But the joint, 14-member budget committee, which meets to consider fiscal issues between legislative sessions, voted 8-6 to reject the funds, hewing to the policy dictates of Gov. Rick Scott and House Speaker Dean Cannon to bar the implementation of any part of the federal health reform law. Other states, such as Wisconsin and Indiana, are part of the Florida lawsuit challenging Obama's health care reform but have accepted the Money Follows the Person funds to benefit their citizens. Not Florida, which is having its real needs ignored in deference to rigid partisanship.

Committee member Rep. Rob Schenck, R-Spring Hill, contended Florida already has sufficient programs to keep people out of nursing homes. But the state's nursing home diversion program, which serves 19,000 Floridians, has a waiting list of over 11,000 people, according to the Department of Elder Affairs. And two of the Senate's staunchest fiscal conservatives, Sens. J.D. Alexander of Lake Wales and Joe Negron of Stuart, broke ranks to join with the committee's four Democrats in voting to accept the money.

It's not the first time the hostility of Scott and legislative leaders toward federal health reform has led them to shortchange Floridians.
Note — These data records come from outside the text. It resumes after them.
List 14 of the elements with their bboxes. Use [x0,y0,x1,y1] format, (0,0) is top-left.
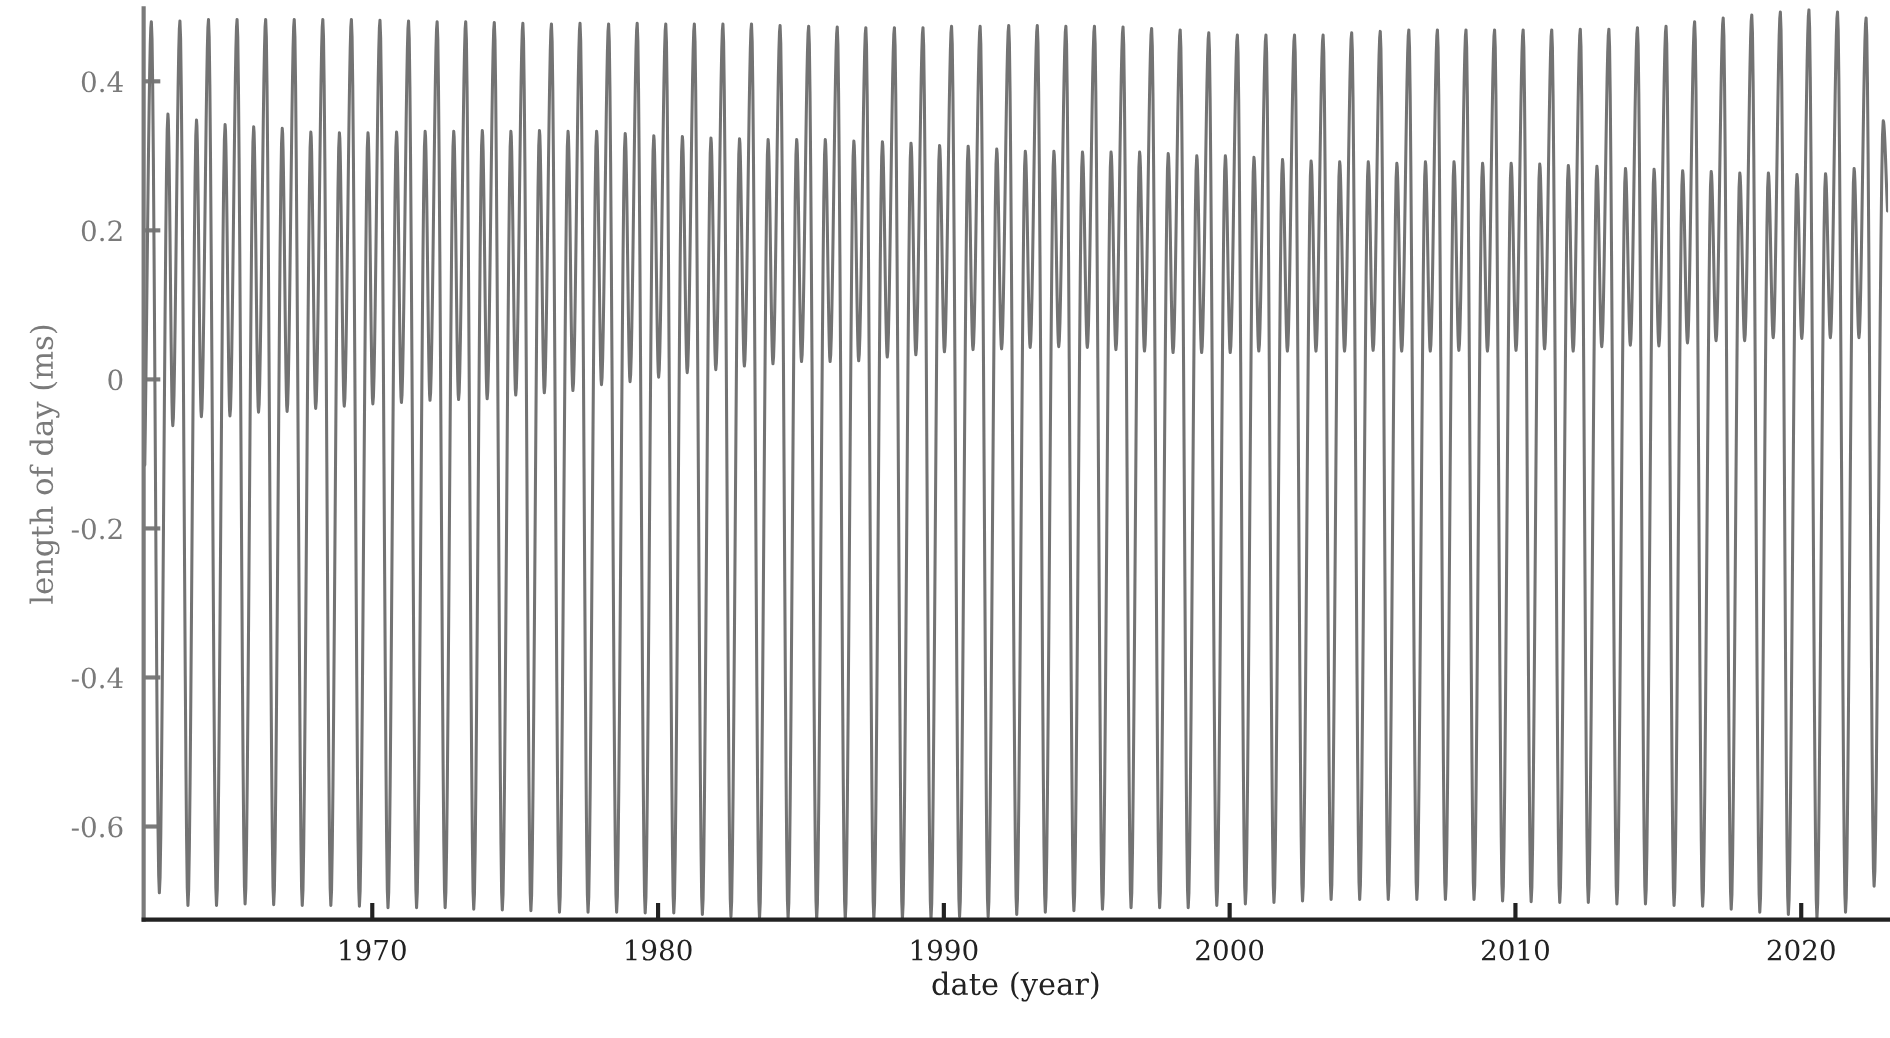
y-tick-label: -0.4 [71,667,123,689]
x-tick-label: 2020 [1767,939,1835,961]
y-tick-label: 0 [108,369,123,391]
x-tick-label: 2010 [1481,939,1549,961]
y-tick-label: 0.2 [81,220,122,242]
y-axis-title: length of day (ms) [29,325,60,604]
x-tick-label: 1980 [626,939,692,961]
x-axis-title: date (year) [932,971,1099,1002]
x-tick-label: 1990 [911,939,978,961]
y-tick-label: 0.4 [81,71,123,93]
x-tick-label: 2000 [1196,939,1264,961]
x-tick-label: 1970 [340,939,406,961]
y-tick-label: -0.6 [71,816,123,838]
y-tick-label: -0.2 [71,518,122,540]
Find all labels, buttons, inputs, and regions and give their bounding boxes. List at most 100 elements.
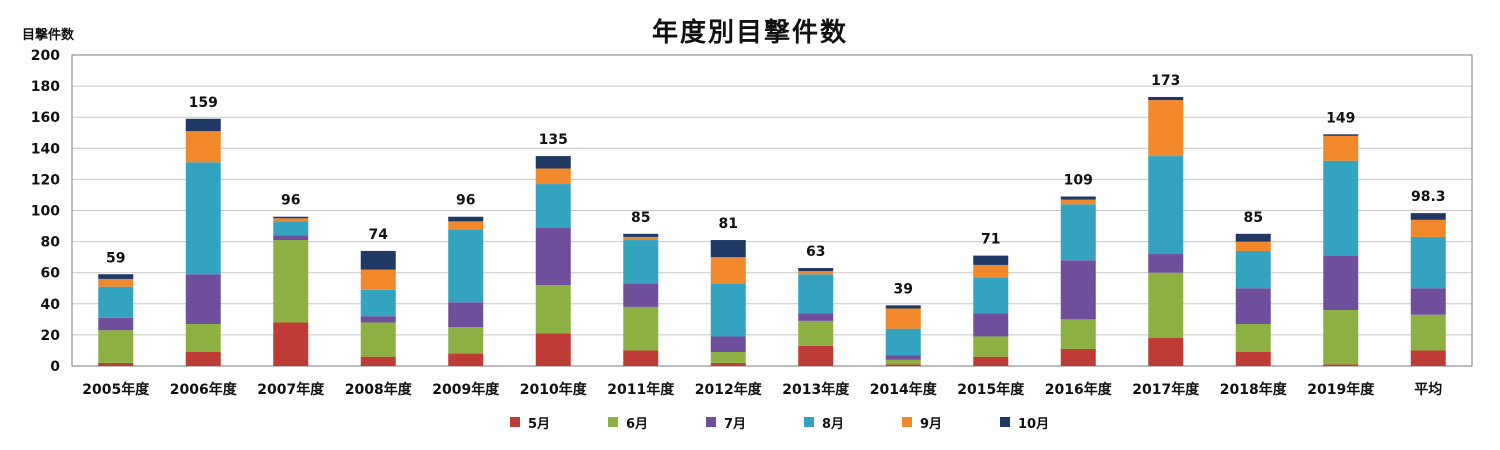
x-tick-label: 2011年度 — [607, 381, 675, 398]
data-label-total: 71 — [981, 232, 1000, 248]
bar-segment — [1410, 288, 1446, 315]
x-tick-label: 2005年度 — [82, 381, 150, 398]
bar-segment — [185, 324, 221, 353]
bar-segment — [448, 229, 484, 303]
y-tick-label: 140 — [31, 141, 60, 157]
legend-swatch — [706, 417, 716, 427]
data-label-total: 96 — [281, 193, 300, 209]
bar-segment — [185, 162, 221, 275]
legend-swatch — [608, 417, 618, 427]
bar-segment — [973, 255, 1009, 265]
bar-segment — [535, 184, 571, 228]
legend-label: 7月 — [724, 416, 747, 432]
bar-segment — [360, 316, 396, 323]
plot-area — [71, 54, 1473, 367]
y-tick-label: 200 — [31, 48, 60, 64]
chart-title: 年度別目撃件数 — [651, 18, 848, 48]
bar-segment — [798, 345, 834, 366]
bar-segment — [798, 271, 834, 275]
legend-item: 10月 — [1000, 412, 1049, 432]
bar-segment — [360, 250, 396, 270]
bar-segment — [623, 350, 659, 366]
bar-segment — [273, 221, 309, 236]
bar-segment — [1323, 135, 1359, 161]
bar-segment — [1323, 134, 1359, 136]
legend-swatch — [510, 417, 520, 427]
bar-segment — [1148, 96, 1184, 101]
x-tick-label: 2009年度 — [432, 381, 500, 398]
bar-segment — [1235, 352, 1271, 366]
bar-segment — [710, 240, 746, 258]
bar-segment — [1148, 254, 1184, 273]
legend-label: 5月 — [528, 416, 551, 432]
bar-segment — [448, 216, 484, 222]
bar-segment — [973, 356, 1009, 366]
bar-segment — [623, 236, 659, 241]
bar-segment — [98, 317, 134, 331]
bar-segment — [360, 269, 396, 290]
bar-segment — [273, 240, 309, 323]
bar-segment — [1410, 314, 1446, 351]
x-tick-label: 2007年度 — [257, 381, 325, 398]
bar-segment — [535, 285, 571, 334]
bar-segment — [448, 221, 484, 230]
data-label-total: 173 — [1151, 73, 1180, 89]
bar-segment — [1235, 324, 1271, 353]
bar-segment — [973, 264, 1009, 278]
bar-segment — [885, 359, 921, 365]
bar-segment — [1060, 260, 1096, 320]
bar-segment — [360, 356, 396, 366]
data-label-total: 109 — [1064, 173, 1093, 189]
bar-segment — [798, 313, 834, 321]
bar-segment — [973, 336, 1009, 357]
legend-label: 6月 — [626, 416, 649, 432]
data-label-total: 149 — [1326, 110, 1355, 126]
bar-segment — [1060, 196, 1096, 200]
x-tick-label: 2016年度 — [1045, 381, 1113, 398]
legend-swatch — [902, 417, 912, 427]
x-tick-label: 平均 — [1414, 381, 1442, 398]
bar-segment — [98, 278, 134, 287]
x-tick-label: 2017年度 — [1132, 381, 1200, 398]
bar-segment — [185, 352, 221, 366]
bar-segment — [273, 216, 309, 219]
bar-segment — [185, 274, 221, 325]
bar-segment — [623, 233, 659, 237]
bar-segment — [1060, 199, 1096, 205]
x-tick-label: 2013年度 — [782, 381, 850, 398]
data-label-total: 85 — [631, 210, 650, 226]
bar-segment — [1323, 160, 1359, 256]
data-label-total: 39 — [894, 281, 913, 297]
data-label-total: 98.3 — [1411, 189, 1446, 205]
bar-segment — [448, 353, 484, 366]
data-label-total: 96 — [456, 193, 475, 209]
bar-segment — [535, 333, 571, 366]
bar-segment — [623, 283, 659, 307]
bar-segment — [1323, 255, 1359, 311]
y-tick-label: 120 — [31, 172, 60, 188]
bar-segment — [885, 364, 921, 366]
legend-label: 8月 — [822, 416, 845, 432]
bar-segment — [1410, 219, 1446, 237]
data-label-total: 59 — [106, 250, 125, 266]
bar-segment — [710, 352, 746, 363]
bar-segment — [273, 235, 309, 241]
bar-segment — [360, 289, 396, 317]
y-tick-label: 60 — [41, 266, 61, 282]
bar-segment — [885, 328, 921, 356]
bar-segment — [623, 306, 659, 351]
bar-segment — [1235, 250, 1271, 289]
bar-segment — [1148, 156, 1184, 255]
data-label-total: 63 — [806, 244, 825, 260]
bar-segment — [710, 362, 746, 366]
bar-segment — [623, 240, 659, 284]
legend-swatch — [1000, 417, 1010, 427]
y-tick-label: 0 — [50, 359, 60, 375]
y-tick-label: 180 — [31, 79, 60, 95]
legend-item: 8月 — [804, 412, 844, 432]
x-tick-label: 2018年度 — [1220, 381, 1288, 398]
bar-segment — [973, 277, 1009, 314]
x-tick-label: 2008年度 — [345, 381, 413, 398]
x-tick-label: 2012年度 — [695, 381, 763, 398]
data-label-total: 159 — [189, 95, 218, 111]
Scott returned a $1 million federal grant that would have underwritten a system to allow consumers to monitor insurance rates. The Legislature turned away seven federal grants this year associated with federal health care reform worth more than $17 million, including $2 million for children's hospice care and $8 million for construction of community health centers.

Floridians should be appalled at the choices being made by the state's leaders. They would rather play political games than help the state's grandparents stay in their homes and communities. There is no justification for this cynical calculation.